Les limites de la prévention
Le cas de la kétamine est symptomatique des limites de la loi, comme de la prévention.
«Jusqu’où va notre rôle d’information sans qu’il provoque un effet d’annonce et donc d’incitation à la consommation?» se demande le directeur de l’ISPA. «Avec la kétamine, c’est problématique, car le produit est légal et utilisé par les vétérinaires et les pédiatres.»
Justifiant ainsi l’absence de la kétamine sur le site de l’ISPA, Michel Graf met aussi en cause «le manque d’information venant du terrain» sur les substances en vogue.
«Les saisies effectuées par la police sont notre seul indicateur», déplore-t-il. Et les polices cantonales contactées, comme l’Office fédéral de la police, n’ont rien à déclarer sur la kétamine.

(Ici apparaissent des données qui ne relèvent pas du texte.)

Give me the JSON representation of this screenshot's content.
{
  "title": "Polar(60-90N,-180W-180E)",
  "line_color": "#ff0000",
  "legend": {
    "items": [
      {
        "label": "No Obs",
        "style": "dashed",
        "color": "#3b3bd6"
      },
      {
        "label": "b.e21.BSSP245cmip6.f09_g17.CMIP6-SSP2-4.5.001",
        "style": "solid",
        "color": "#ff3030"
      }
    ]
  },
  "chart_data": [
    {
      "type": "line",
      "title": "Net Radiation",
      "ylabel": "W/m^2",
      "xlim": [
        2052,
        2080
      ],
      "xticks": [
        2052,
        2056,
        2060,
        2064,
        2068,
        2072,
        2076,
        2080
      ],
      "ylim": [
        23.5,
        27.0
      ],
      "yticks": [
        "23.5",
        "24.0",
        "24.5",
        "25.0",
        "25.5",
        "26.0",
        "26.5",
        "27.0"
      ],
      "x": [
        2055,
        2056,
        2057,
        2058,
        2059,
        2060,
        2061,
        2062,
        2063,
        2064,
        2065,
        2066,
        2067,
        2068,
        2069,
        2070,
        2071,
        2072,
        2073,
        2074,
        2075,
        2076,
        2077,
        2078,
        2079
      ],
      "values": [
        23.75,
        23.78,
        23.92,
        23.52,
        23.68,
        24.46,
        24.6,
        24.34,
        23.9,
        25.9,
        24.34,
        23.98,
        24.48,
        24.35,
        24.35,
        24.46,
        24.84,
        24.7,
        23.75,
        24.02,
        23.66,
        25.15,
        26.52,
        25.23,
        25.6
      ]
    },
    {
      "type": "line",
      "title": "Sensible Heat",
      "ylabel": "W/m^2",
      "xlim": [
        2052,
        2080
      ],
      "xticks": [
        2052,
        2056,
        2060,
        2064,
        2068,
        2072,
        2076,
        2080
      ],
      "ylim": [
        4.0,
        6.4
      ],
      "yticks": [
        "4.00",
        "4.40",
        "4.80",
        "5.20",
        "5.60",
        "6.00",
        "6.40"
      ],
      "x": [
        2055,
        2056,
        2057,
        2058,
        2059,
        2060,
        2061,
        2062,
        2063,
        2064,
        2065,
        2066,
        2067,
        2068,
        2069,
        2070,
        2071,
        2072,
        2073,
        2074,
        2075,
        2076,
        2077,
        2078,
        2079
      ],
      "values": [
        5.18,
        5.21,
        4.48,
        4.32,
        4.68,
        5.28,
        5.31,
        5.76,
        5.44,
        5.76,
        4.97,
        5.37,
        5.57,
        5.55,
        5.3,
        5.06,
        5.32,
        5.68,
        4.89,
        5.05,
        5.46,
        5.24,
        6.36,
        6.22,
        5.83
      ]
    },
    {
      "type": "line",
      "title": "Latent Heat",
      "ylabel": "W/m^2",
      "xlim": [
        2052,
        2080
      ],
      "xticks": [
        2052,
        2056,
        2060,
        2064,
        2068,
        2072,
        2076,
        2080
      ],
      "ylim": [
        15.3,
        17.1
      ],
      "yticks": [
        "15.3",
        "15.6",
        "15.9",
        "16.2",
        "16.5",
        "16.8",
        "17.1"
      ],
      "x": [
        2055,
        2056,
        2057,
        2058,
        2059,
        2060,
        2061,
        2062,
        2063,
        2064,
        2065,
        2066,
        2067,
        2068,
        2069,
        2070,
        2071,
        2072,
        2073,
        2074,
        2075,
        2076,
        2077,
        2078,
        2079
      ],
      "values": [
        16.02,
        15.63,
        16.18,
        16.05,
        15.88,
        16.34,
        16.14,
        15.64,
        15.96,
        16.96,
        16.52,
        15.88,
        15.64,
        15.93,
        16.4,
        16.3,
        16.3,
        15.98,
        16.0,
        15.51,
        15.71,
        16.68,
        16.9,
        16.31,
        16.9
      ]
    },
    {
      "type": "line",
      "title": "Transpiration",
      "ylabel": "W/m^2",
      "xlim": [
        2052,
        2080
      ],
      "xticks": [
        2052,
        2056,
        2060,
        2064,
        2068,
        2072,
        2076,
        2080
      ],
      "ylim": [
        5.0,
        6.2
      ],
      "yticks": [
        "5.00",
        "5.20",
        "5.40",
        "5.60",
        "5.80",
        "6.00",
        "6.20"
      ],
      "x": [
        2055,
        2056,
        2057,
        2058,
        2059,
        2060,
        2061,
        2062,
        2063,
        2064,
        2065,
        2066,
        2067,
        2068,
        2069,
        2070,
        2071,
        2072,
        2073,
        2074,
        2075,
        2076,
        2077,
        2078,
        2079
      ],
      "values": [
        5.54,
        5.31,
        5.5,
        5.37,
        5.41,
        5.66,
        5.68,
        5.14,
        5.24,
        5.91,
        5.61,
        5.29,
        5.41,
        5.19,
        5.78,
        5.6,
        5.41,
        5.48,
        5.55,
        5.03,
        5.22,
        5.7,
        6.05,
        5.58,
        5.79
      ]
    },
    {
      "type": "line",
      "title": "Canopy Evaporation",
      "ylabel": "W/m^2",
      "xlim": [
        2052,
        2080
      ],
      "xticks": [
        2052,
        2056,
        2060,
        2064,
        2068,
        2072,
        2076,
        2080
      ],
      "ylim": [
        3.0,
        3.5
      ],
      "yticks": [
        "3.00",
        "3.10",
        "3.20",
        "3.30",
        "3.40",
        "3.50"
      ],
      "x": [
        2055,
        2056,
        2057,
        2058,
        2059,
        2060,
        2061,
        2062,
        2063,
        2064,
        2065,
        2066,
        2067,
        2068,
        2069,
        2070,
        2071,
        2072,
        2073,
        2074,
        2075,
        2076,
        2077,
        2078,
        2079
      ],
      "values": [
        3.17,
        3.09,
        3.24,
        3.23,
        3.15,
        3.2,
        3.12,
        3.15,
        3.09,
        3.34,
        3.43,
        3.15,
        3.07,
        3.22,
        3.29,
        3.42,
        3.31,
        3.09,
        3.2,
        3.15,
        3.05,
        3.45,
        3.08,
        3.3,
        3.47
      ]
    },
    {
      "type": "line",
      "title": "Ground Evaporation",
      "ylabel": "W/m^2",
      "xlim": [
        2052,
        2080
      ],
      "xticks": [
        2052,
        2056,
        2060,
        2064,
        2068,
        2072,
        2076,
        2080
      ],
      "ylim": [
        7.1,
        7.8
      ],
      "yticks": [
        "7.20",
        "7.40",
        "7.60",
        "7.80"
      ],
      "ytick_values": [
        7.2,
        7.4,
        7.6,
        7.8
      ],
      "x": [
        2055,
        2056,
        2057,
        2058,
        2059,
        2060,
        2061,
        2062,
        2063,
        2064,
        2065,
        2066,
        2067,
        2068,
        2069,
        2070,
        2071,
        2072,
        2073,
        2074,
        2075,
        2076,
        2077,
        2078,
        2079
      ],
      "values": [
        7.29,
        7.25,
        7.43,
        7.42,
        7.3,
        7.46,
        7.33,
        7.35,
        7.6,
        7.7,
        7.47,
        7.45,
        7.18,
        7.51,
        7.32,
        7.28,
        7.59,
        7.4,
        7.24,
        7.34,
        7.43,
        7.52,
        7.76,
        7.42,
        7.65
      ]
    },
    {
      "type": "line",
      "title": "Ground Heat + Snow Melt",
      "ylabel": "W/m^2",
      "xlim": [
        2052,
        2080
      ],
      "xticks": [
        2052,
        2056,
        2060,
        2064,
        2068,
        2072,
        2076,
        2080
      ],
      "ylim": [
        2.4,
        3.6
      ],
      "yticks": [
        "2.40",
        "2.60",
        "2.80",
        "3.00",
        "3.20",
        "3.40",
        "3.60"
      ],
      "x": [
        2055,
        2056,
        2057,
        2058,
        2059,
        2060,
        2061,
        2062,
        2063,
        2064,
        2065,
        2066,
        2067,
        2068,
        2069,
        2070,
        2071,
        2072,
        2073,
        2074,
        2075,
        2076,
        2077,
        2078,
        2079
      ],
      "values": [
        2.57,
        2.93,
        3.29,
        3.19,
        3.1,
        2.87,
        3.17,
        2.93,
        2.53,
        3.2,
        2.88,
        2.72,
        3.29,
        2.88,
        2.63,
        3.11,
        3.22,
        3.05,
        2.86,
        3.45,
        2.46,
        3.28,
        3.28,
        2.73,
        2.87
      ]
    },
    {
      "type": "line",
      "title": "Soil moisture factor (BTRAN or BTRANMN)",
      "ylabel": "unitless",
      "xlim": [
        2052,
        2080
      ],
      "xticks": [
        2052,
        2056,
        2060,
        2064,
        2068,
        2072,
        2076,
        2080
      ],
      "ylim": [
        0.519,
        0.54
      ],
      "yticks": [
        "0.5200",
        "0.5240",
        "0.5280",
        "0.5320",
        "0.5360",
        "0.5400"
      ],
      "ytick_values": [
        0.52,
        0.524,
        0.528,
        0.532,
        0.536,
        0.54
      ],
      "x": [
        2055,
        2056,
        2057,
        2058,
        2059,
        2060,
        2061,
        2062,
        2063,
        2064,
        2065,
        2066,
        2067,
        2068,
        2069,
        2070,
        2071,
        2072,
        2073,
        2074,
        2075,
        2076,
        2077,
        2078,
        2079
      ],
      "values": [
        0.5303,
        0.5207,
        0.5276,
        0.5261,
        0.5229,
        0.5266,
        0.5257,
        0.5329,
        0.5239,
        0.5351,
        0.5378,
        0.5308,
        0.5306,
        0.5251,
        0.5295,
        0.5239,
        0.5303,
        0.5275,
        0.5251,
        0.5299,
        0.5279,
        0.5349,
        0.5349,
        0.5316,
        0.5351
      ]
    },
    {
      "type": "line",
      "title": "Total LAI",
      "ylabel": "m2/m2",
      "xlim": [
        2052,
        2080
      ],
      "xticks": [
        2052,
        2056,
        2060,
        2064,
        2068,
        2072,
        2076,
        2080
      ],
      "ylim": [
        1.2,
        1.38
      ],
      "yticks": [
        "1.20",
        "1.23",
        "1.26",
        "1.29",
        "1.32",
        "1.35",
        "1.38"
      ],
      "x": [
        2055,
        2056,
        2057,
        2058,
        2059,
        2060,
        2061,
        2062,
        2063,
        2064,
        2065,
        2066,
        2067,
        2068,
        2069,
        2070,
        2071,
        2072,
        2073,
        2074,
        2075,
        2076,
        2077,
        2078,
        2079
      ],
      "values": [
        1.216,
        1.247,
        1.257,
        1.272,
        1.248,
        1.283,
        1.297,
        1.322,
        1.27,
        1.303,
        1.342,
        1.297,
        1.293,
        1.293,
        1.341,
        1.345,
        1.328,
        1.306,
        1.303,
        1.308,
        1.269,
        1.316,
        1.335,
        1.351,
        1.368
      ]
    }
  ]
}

A la santé publique, on a eu connaissance seulement «d’un ou deux cas d’intoxication à la kétamine, mais pas fatale». Il n’empêche, que comme tout psychédélique, la kétamine peut provoquer des flashs longtemps après sa prise.
Michel Graf regrette encore que le ‘drug testing’ soit à la limite de l’illégalité. Dans l’optique d’une réduction des risques, cette démarche permettrait au moins d’informer sur les substances dangereuses qui tournent.
Mais le problème des «party drugs» semble enfin avoir réveillé l’OFSP, qui a convoqué un symposium en juin. Il permettra de faire un état des lieux des produits sur le marché. Et d’adopter une politique en conséquence.
swissinfo, Anne Rubin
– La kétamine ou ketalar est totalement légale parce qu’utilisée comme un puissant anesthésique vétérinaire depuis 1965.
– On l’utilise aussi pour les humains, en chirurgie de guerre, en obstétrique (il est vasoconstricteur) et en pédiatrie.
– Les hallucinations provoquées par la substance ne touchent que les adultes qui doivent alors prendre de la benzodiazépine pour annuler cet effet secondaire.
– Le produit provoque une euphorie et surtout des hallucinations, dont une perte de repères et une sensation de dissociation entre corps et esprit. En quelque sorte, une ‘expérience de mort imminente’ chimique.
– Les doses que l’on trouve sont pour la plupart volées dans les centres vétérinaires ou fabriquées artisanalement.
– Sa forme d’origine est liquide, mais on la trouve aussi sous la forme de cachets et de poudre.
– Elle est avalée, fumée, sniffée ou injectée.